I'm still very happy today.
Good luck!
Re: Relationship difference between friends and family before and after modification!
Posted: Mon May 02, 2022 12:38 pm
by CKAMoose (imported)
Losethem (imported) wrote: Sun May 01, 2022 5:38 pm
I'd imagine you're quite popular with the college ladies though, especially if the fact you're a eunuch is getting around. A guaranteed good time without worrying about a screaming bundle of joy 9 months after.
If that's the case, enjoy it! It's one of the great pleasures in life.
you know most of the people I have dated in college, even fwb, where on some form of bithcontrol like an IUD. Personally for me the best perk about it is that when I am out and about doing stuff like camping or caving I dont have to worry about that with anyone I meet or hook up with.
Re: Relationship difference between friends and family before and after modification!

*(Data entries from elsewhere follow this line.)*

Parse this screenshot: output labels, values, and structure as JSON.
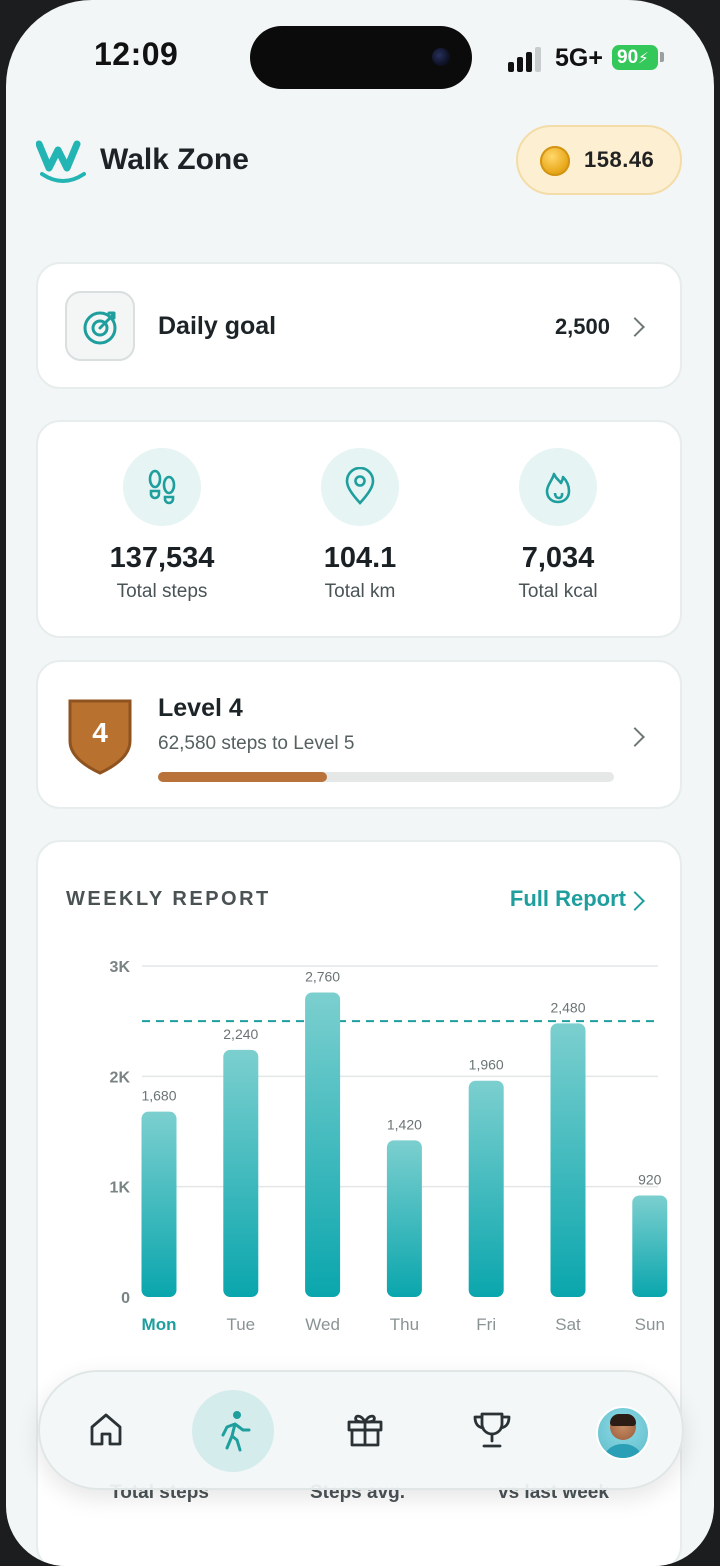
{
  "status_bar": {
    "time": "12:09",
    "network": "5G+",
    "battery": "90"
  },
  "header": {
    "app_name": "Walk Zone",
    "coins": "158.46"
  },
  "daily_goal": {
    "label": "Daily goal",
    "value": "2,500"
  },
  "stats": [
    {
      "value": "137,534",
      "label": "Total steps",
      "icon": "footprints-icon"
    },
    {
      "value": "104.1",
      "label": "Total km",
      "icon": "location-pin-icon"
    },
    {
      "value": "7,034",
      "label": "Total kcal",
      "icon": "flame-icon"
    }
  ],
  "level": {
    "title": "Level 4",
    "number": "4",
    "subtitle": "62,580 steps to Level 5",
    "progress": 0.37
  },
  "weekly_report": {
    "title": "WEEKLY REPORT",
    "link": "Full Report"
  },
  "chart_data": {
    "type": "bar",
    "categories": [
      "Mon",
      "Tue",
      "Wed",
      "Thu",
      "Fri",
      "Sat",
      "Sun"
    ],
    "values": [
      1680,
      2240,
      2760,
      1420,
      1960,
      2480,
      920
    ],
    "data_labels": [
      "1,680",
      "2,240",
      "2,760",
      "1,420",
      "1,960",
      "2,480",
      "920"
    ],
    "y_ticks": [
      {
        "value": 0,
        "label": "0"
      },
      {
        "value": 1000,
        "label": "1K"
      },
      {
        "value": 2000,
        "label": "2K"
      },
      {
        "value": 3000,
        "label": "3K"
      }
    ],
    "ylim": [
      0,
      3000
    ],
    "goal_line": 2500,
    "highlight": "Mon",
    "grid": true,
    "colors": {
      "bar_top": "#7ccfcf",
      "bar_bottom": "#0aa6ad",
      "goal_line": "#1f9e9e",
      "highlight_label": "#1f9e9e"
    }
  },
  "summary_labels": [
    "Total steps",
    "Steps avg.",
    "vs last week"
  ],
  "nav": [
    "home-icon",
    "walk-icon",
    "gift-icon",
    "trophy-icon",
    "avatar"
  ]
}
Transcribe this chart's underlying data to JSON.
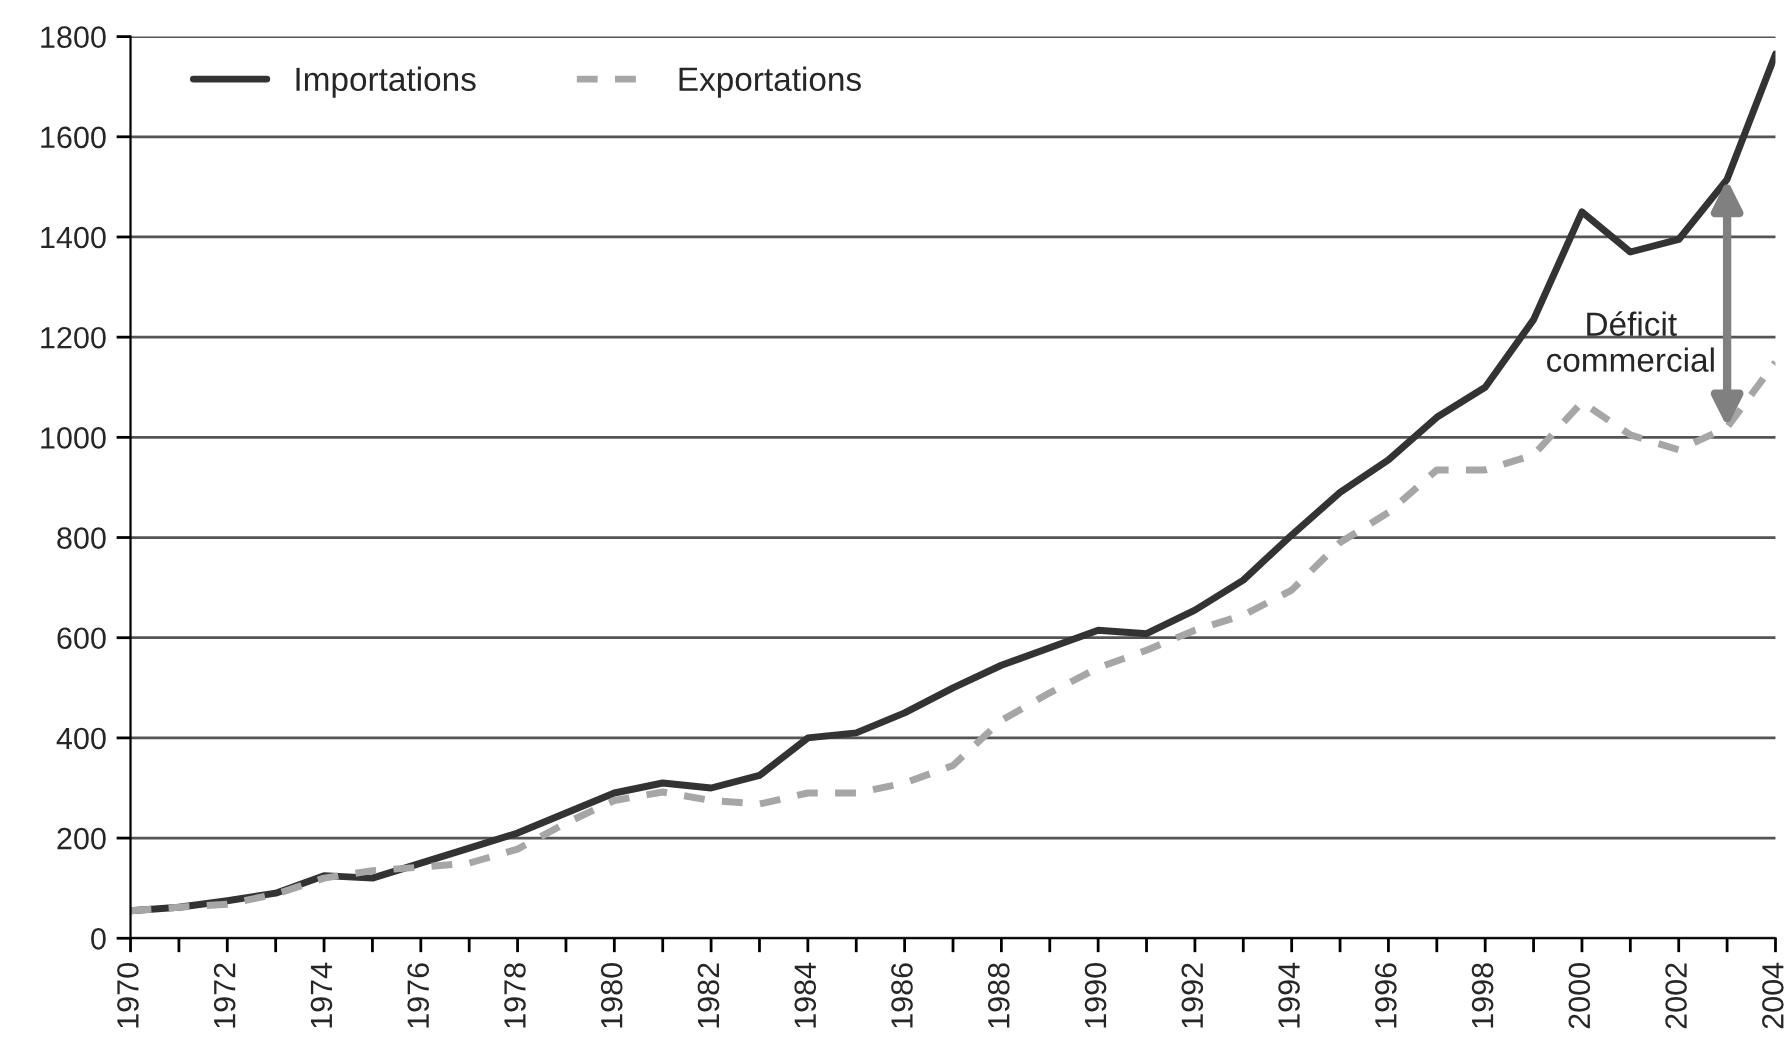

Posted: Wed May 04, 2022 8:19 am
by ToTheQuick (imported)
Losethem (imported) wrote: Sun May 01, 2022 5:43 pm
I'd likely not have postponed it, but that's me and you have to do what is right for you. If castration is right for you, and you've carefully considered it since 13 (just as I had since a child) then what is the point in waiting just to satisfy others? If your mother is upset now, she's likely to still be upset 3 months from now. She'll get past it. Others often do not understand that by us making them more comfortable, we end up suffering. I simply got to a point I wasn't willing to suffer because of others opinions about my own life, any longer. I was castrated only a couple years older than you are now, if your profile is correct. After a lifetime of wanting to do it before I did, I was very happy when I finally had my testicles removed.
I'm still very happy today.
Good luck!
You're absolutely correct. In fact, about an hour after I canceled the surgery I was like "Gah! I could have just done it in secret!" I've thought about rescheduling for sooner but the next few months have just enough going on that it would be a real pain in the balls to try and fit it in.
You're also probably correct about my mother's attitude. Still, I felt it was the right thing to do out of love for her.
But I'm glad to hear how well castration has worked for you! It's always nice to know about success stories, and it's a nice encouragement.